A moment pushed between us.
“I haven’t called you Ryan since I was in second grade.”
“Jake gave me the nickname,” he said. “He thought it was cool. I didn’t speak up to correct people, so I’ve lived with it ever since.”
“And that’s how you became Mik? And you don’t even like it?” I was suddenly angry with my brother, and then I was mad that I was thinking about him. “We weren’t going to talk about Jake. Remember? This is about us today.”
Us was a big word, and it blew energy into my hands. I grabbed his trench coat by the lapels and pulled him closer. My fingers found his neck, his scruffy jaw. His lips. I was so amazed to be touching him that I didn’t realize right away that he wasn’t touching me. His arms hung at his sides, and I sensed more than the rush of being close; he was shaking.

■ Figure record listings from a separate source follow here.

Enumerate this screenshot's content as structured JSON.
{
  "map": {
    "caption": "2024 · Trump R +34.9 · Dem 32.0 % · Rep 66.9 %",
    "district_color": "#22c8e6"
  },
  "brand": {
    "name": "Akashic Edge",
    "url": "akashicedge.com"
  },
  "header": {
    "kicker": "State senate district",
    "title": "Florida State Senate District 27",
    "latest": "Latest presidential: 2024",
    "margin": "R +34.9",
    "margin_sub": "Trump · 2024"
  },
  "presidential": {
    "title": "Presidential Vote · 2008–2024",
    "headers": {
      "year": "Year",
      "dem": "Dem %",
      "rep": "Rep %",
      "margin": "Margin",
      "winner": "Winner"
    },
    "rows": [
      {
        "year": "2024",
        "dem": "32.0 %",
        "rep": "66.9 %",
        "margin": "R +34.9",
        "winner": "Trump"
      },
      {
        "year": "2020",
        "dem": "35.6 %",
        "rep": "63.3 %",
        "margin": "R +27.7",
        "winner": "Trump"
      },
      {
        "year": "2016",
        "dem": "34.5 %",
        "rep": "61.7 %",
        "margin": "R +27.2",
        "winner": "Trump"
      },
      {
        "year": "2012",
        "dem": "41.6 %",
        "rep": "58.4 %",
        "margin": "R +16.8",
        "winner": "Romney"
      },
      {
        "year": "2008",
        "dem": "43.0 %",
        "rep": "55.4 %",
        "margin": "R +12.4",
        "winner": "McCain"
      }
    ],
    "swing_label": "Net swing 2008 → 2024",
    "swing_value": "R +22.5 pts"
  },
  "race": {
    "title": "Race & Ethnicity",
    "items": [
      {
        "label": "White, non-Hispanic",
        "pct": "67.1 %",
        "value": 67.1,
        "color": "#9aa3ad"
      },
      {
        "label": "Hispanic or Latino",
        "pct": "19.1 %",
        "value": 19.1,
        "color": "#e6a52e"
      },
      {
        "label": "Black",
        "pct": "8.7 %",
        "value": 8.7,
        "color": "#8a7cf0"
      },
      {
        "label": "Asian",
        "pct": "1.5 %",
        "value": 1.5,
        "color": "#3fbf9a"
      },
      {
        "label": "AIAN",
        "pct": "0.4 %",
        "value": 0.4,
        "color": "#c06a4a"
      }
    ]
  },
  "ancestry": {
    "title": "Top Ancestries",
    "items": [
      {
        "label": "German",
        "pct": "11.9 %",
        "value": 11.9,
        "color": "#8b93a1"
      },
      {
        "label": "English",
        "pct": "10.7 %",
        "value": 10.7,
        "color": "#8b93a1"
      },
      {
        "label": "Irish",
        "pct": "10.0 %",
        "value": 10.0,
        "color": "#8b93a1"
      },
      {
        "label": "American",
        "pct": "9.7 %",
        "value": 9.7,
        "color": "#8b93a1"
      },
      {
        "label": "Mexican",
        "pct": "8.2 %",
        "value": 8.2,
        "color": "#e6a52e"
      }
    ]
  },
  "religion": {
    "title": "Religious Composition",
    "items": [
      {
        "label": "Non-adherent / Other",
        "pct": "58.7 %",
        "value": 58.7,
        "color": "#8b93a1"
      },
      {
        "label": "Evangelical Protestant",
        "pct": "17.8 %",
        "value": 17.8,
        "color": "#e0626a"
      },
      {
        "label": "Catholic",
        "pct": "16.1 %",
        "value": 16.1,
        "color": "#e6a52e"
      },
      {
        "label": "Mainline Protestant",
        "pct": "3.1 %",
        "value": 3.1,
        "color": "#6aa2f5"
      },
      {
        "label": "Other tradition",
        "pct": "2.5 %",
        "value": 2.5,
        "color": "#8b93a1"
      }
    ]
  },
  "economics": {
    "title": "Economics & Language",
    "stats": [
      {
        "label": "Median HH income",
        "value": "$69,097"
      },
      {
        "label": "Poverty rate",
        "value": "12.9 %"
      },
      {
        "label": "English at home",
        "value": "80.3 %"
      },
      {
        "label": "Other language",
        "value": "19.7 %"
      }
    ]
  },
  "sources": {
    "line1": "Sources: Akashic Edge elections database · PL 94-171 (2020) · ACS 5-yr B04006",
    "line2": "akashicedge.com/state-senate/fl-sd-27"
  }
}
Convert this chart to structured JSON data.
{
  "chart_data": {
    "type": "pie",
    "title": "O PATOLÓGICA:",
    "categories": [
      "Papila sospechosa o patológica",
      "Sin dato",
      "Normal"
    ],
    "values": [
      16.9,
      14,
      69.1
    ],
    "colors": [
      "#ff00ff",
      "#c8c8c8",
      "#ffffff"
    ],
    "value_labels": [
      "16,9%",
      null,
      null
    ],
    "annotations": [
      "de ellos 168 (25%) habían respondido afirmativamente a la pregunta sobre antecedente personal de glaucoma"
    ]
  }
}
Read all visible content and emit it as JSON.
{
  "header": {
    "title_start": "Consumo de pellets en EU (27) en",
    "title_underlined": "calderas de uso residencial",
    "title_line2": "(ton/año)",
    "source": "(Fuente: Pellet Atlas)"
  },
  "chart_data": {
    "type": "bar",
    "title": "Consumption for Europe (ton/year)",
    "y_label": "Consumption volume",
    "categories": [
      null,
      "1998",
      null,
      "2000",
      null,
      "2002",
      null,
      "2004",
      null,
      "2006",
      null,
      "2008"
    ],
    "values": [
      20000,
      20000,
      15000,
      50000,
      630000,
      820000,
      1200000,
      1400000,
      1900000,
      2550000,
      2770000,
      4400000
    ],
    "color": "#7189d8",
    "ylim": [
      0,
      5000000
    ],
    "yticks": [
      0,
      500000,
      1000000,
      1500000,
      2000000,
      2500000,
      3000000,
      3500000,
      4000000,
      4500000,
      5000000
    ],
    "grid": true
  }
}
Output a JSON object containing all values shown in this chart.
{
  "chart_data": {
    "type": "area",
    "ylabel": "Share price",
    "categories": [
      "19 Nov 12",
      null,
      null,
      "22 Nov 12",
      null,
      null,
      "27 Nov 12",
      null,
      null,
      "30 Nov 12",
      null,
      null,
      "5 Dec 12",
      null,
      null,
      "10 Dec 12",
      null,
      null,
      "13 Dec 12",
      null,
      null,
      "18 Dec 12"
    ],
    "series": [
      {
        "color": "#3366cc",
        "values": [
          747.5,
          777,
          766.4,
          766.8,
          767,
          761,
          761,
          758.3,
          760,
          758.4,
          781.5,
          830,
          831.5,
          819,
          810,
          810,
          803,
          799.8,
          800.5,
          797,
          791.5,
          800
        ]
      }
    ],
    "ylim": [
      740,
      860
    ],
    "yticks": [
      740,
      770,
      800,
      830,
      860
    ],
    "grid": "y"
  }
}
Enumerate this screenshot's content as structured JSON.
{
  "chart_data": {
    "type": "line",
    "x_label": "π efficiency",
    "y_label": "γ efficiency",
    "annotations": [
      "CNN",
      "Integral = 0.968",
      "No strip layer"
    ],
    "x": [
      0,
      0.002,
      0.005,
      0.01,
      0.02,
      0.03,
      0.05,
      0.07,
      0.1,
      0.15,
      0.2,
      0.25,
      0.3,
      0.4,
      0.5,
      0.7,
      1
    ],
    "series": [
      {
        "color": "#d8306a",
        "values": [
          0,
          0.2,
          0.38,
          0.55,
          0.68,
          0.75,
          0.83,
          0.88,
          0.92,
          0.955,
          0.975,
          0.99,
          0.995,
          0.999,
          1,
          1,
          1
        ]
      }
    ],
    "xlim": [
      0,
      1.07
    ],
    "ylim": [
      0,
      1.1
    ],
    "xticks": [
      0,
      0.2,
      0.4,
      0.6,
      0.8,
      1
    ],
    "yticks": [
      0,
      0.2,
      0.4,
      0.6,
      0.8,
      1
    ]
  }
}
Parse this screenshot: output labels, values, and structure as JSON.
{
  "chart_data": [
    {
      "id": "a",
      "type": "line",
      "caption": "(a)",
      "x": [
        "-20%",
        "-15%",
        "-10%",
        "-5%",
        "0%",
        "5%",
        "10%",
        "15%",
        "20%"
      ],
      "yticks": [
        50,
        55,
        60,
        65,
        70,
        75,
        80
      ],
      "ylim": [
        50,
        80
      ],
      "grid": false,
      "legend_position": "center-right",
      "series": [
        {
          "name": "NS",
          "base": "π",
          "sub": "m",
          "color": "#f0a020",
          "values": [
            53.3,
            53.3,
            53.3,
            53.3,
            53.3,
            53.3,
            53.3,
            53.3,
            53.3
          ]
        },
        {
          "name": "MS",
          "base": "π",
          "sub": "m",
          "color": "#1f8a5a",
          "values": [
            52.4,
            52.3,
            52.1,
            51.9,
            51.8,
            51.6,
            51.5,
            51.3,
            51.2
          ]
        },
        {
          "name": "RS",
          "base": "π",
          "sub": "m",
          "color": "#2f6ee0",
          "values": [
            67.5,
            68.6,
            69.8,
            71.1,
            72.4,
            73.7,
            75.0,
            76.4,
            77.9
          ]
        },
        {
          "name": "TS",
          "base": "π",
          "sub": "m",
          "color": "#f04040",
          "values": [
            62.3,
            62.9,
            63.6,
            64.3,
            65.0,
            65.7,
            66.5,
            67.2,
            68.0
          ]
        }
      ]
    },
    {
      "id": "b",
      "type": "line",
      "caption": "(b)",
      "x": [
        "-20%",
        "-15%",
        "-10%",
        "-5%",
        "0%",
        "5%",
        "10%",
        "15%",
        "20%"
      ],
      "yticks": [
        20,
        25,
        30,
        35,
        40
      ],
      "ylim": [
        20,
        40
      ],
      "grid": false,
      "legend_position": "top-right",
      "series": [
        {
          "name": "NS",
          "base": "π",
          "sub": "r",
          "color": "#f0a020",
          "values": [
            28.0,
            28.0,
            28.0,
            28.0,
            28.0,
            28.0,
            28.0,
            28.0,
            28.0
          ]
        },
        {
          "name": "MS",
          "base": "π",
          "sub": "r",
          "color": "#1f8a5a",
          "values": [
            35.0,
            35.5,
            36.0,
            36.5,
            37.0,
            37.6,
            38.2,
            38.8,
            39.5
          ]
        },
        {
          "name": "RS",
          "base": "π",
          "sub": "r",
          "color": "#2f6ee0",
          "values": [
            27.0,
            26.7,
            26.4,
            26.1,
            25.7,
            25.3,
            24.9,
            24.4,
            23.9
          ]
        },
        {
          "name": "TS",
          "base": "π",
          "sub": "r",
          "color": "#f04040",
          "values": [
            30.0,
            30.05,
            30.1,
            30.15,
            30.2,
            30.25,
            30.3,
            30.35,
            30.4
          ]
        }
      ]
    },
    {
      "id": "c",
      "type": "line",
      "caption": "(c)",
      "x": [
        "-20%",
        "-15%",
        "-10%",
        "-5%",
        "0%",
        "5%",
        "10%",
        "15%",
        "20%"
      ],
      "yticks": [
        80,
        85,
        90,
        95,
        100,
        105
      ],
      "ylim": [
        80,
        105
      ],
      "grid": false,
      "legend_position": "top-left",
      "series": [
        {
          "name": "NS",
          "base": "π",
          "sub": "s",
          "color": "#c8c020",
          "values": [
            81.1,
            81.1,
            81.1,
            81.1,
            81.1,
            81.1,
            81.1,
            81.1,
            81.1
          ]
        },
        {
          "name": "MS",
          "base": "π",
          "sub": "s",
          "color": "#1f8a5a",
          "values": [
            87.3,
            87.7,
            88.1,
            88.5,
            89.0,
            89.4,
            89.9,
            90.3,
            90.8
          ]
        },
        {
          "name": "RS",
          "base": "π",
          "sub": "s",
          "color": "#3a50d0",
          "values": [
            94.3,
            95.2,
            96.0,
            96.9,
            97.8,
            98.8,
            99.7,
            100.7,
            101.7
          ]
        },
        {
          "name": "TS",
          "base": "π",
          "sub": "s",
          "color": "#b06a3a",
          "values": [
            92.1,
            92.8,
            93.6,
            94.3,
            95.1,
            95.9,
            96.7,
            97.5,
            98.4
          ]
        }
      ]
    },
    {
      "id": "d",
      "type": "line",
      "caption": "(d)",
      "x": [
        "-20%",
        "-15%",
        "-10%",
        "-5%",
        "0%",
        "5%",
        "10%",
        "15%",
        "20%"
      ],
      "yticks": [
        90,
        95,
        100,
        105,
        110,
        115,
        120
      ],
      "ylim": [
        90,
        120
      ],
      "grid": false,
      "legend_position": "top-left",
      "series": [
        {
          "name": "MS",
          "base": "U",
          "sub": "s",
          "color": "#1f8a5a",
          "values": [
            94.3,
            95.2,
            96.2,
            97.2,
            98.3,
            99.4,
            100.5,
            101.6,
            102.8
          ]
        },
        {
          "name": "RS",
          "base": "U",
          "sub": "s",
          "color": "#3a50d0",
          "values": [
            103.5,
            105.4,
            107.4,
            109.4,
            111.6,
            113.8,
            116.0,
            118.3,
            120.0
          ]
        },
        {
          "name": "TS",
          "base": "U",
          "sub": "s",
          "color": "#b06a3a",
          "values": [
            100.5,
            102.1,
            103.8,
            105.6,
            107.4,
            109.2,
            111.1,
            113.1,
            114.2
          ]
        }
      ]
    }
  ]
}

“Are you going to kiss me? I’ve never been kissed for real, and I’m probably terrible at it. Natalie and I practiced on each other like a decade ago, but I’m pretty sure that doesn’t count.”
Nothing. Not even a chuckle.
“Ryan?” His name felt wrong. This whole thing was starting to feel very wrong. What had I done to screw it up? I stepped back, bumping into the wall.
“I have to tell you something.”
“What?” I waited, but he’d frozen up again. “What?”
“It’s the truth, Jayce. I respect how much you value the truth.” Mik’s voice seemed to punch me on a spot that was already bruised. “Jaycee, I have to tell you if…if you want…this.”
He touched my cheek, and I clenched my jaw. My heart thundered, and I felt dizzy—like my body knew what he was about to say long before my mind did.
“I dared Jake.”
Chapter 44
Bishop
Chapter 45
Zach
Zach’s attempts to unload on Bishop weren’t going well. Bishop had retreated into one of his graffiti spray paint whatevers on one of the old mall directories, and Zach had been forced to sit against the second-floor balcony, glaring at Bishop’s back.